The book's chief weakness is its ambition to include absolutely every important Russian cultural figure whom Volkov thinks Westerners should know about. Many writers are allotted anywhere from two or three paragraphs to two or three pages without a vivid evocation of their life and work, which will probably leave many readers wanting much more information.

Reading the book reminded me, at points, of a time when I watched the film "Russian Ark" with a friend who had never studied Russian culture – I could identify all the names, neuroses, and historical debates, while my friend felt left out.

However, a word of advice to readers who may feel excluded at the beginning of this book: persevere. Volkov offers a unique perspective from his position as an eyewitness: He had close friendships with many of the people he describes and his work is filled with an insider's insights.

Over the course of the book, Volkov shares the gossip about the fight to get the Nobel Prize for the "correct" Soviet writers – and the consternation when the prize went to the "wrong" writer, such as Ivan Bunin, Boris Pasternak, or Solzhenitsyn. He describes going to parties in the 1970s thrown by his peers who were also children of government officials – and discovering forbidden books on their parents' shelves.

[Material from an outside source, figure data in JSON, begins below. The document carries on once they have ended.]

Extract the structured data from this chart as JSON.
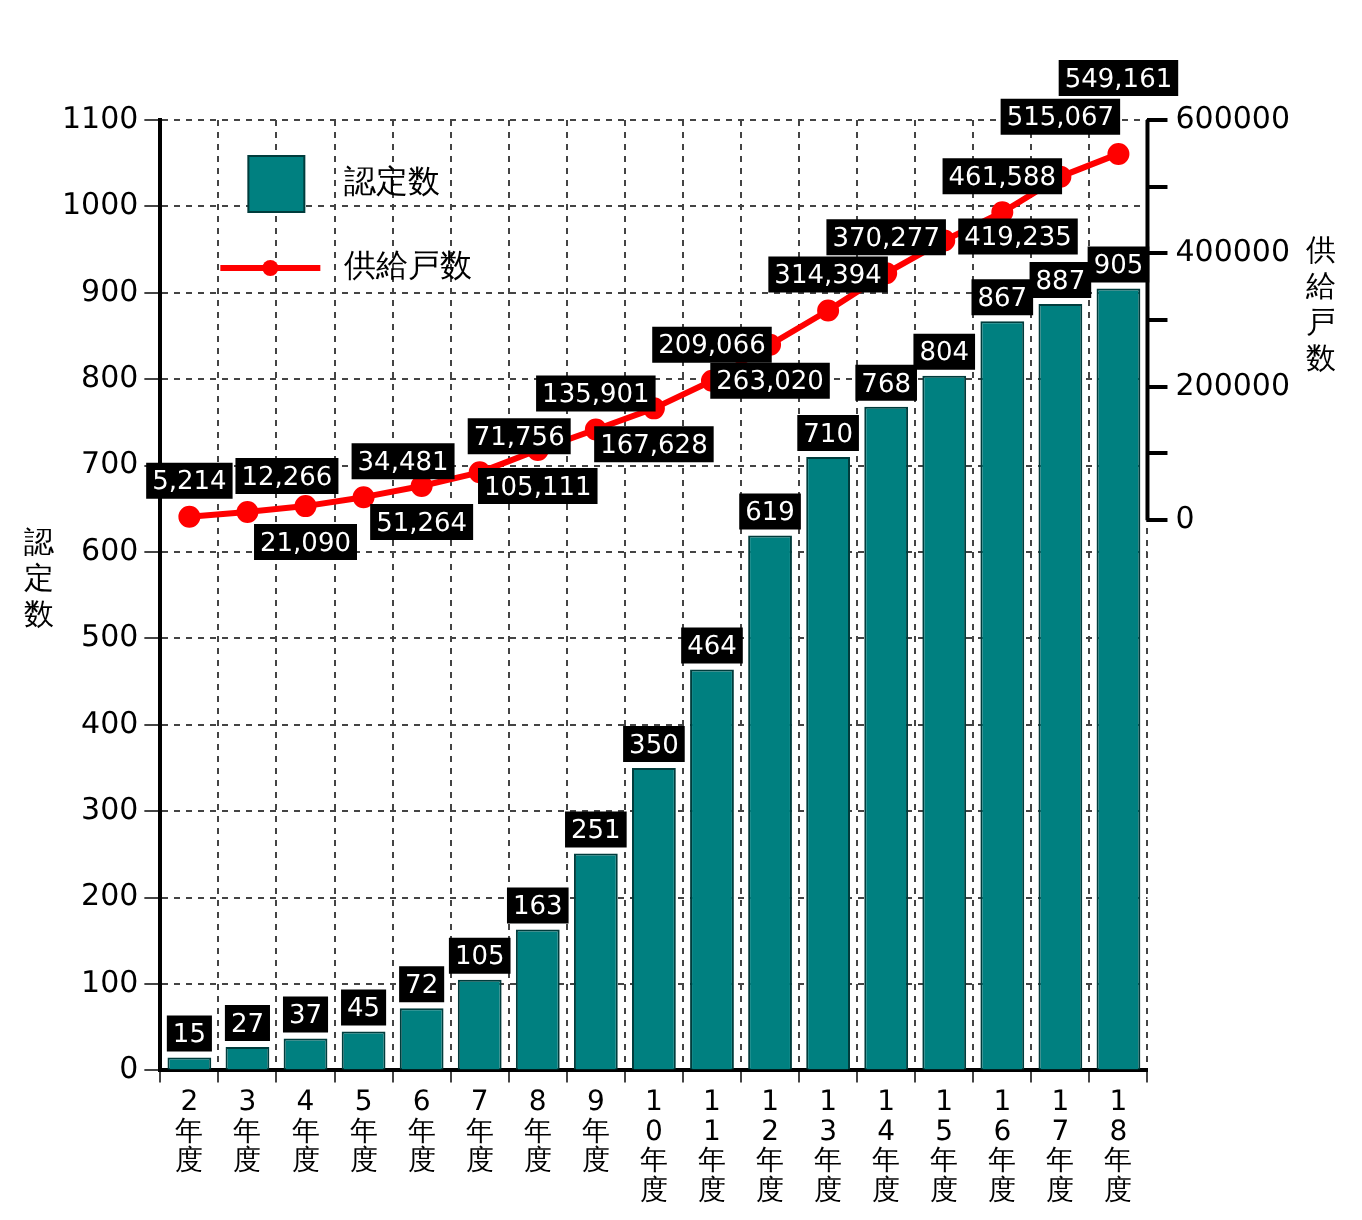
{
  "chart_data": {
    "type": "bar",
    "categories": [
      "2年度",
      "3年度",
      "4年度",
      "5年度",
      "6年度",
      "7年度",
      "8年度",
      "9年度",
      "10年度",
      "11年度",
      "12年度",
      "13年度",
      "14年度",
      "15年度",
      "16年度",
      "17年度",
      "18年度"
    ],
    "series": [
      {
        "name": "認定数",
        "color": "#008080",
        "values": [
          15,
          27,
          37,
          45,
          72,
          105,
          163,
          251,
          350,
          464,
          619,
          710,
          768,
          804,
          867,
          887,
          905
        ]
      },
      {
        "name": "供給戸数",
        "type": "line",
        "axis": "y2",
        "color": "#ff0000",
        "marker": "circle",
        "values": [
          5214,
          12266,
          21090,
          34481,
          51264,
          71756,
          105111,
          135901,
          167628,
          209066,
          263020,
          314394,
          370277,
          419235,
          461588,
          515067,
          549161
        ],
        "value_labels": [
          "5,214",
          "12,266",
          "21,090",
          "34,481",
          "51,264",
          "71,756",
          "105,111",
          "135,901",
          "167,628",
          "209,066",
          "263,020",
          "314,394",
          "370,277",
          "419,235",
          "461,588",
          "515,067",
          "549,161"
        ]
      }
    ],
    "ylabel": "認定数",
    "y2label": "供給戸数",
    "ylim": [
      0,
      1100
    ],
    "yticks": [
      0,
      100,
      200,
      300,
      400,
      500,
      600,
      700,
      800,
      900,
      1000,
      1100
    ],
    "y2lim": [
      -825000,
      600000
    ],
    "y2ticks": [
      0,
      {
        "value": 100000,
        "label": null
      },
      200000,
      {
        "value": 300000,
        "label": null
      },
      400000,
      {
        "value": 500000,
        "label": null
      },
      600000
    ],
    "grid": true,
    "legend": "top left",
    "data_labels": true
  }
}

The moral authority commanded by Russian artists in the face of a totalitarian regime has inspired people around the world. Yet, as Anatolii Pristavkin warned in 1994, this should not make us conclude that "it is best to do your creative work in prison."

Volkov occasionally fails to go as deep as a reader would wish. By taking Solzhenitsyn as the measure of Russian artists, he avoids a deeper analysis of the model of the artist as moral compass. When he wonders why there was no flowering of culture after the Communist era ended, his nearest answer is that Russian culture fragmented into competing pieces (just as in the West), losing its moral authority.

Perhaps another writer will build on Volkov's work, probing even more deeply into the social and political dynamics of today's Russia.

Megan Dixon taught Russian literature and culture at Principia College and is currently working on a second PhD in cultural geography with a regional focus in Russia.